Sie hob beim zweiten Klingeln ab. „Anna, Schatz, wo seid ihr? Die Gäste…“
„Frau Müller“, unterbrach ich sie. „Könnten Sie bitte mit Ihrem Mann, Ihrer Tochter und dem Trauzeugen ins Parkhotel kommen? Zimmer 305.“
„Aber die Hochzeit…“
„Die findet gerade hier statt“, sagte ich. „Sie sollten dabei sein.“
Ich legte auf, bevor sie weiterfragen konnte, und wählte die nächste Nummer. Seine Schwester. Den Trauzeugen. Karin.
Ein Anruf nach dem anderen, immer dieselben, knappen Sätze.
Pauline starrte mich an, das Laken noch immer wie eine Rüstung um ihren Körper geschlungen. „Anna, was tust du da?“
Ich drehte den Kopf und sah sie lange an. Die Frau, die mit mir auf Klassenfahrten gewesen war, mit der ich meinen ersten Liebeskummer durchgeheult hatte, die neben mir gesessen hatte, als ich das Kleid ausgesucht hatte, in dem ich jetzt hier stand.
„Ich sorge dafür, dass niemand mehr sagen kann, er hätte es nicht gewusst“, antwortete ich. „Ich sorge dafür, dass das Licht angeht, damit alle sehen, was hier wirklich passiert ist.“
In diesem Moment klopfte es leise an der Tür.

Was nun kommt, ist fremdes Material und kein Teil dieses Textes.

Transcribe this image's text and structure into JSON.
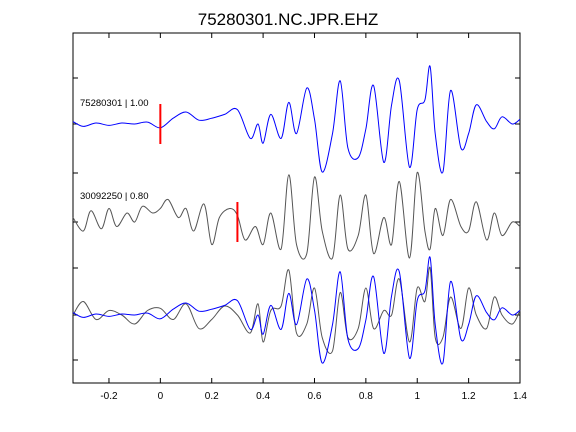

Noch nicht seine Eltern, dafür ging es zu schnell. Es war der Anfang einer Welle, die ich selbst losgetreten hatte und von der ich wusste, dass sie jetzt nicht mehr aufzuhalten war.
Und ich hatte beschlossen, nicht davor wegzulaufen. Ich würde mittendurchgehen.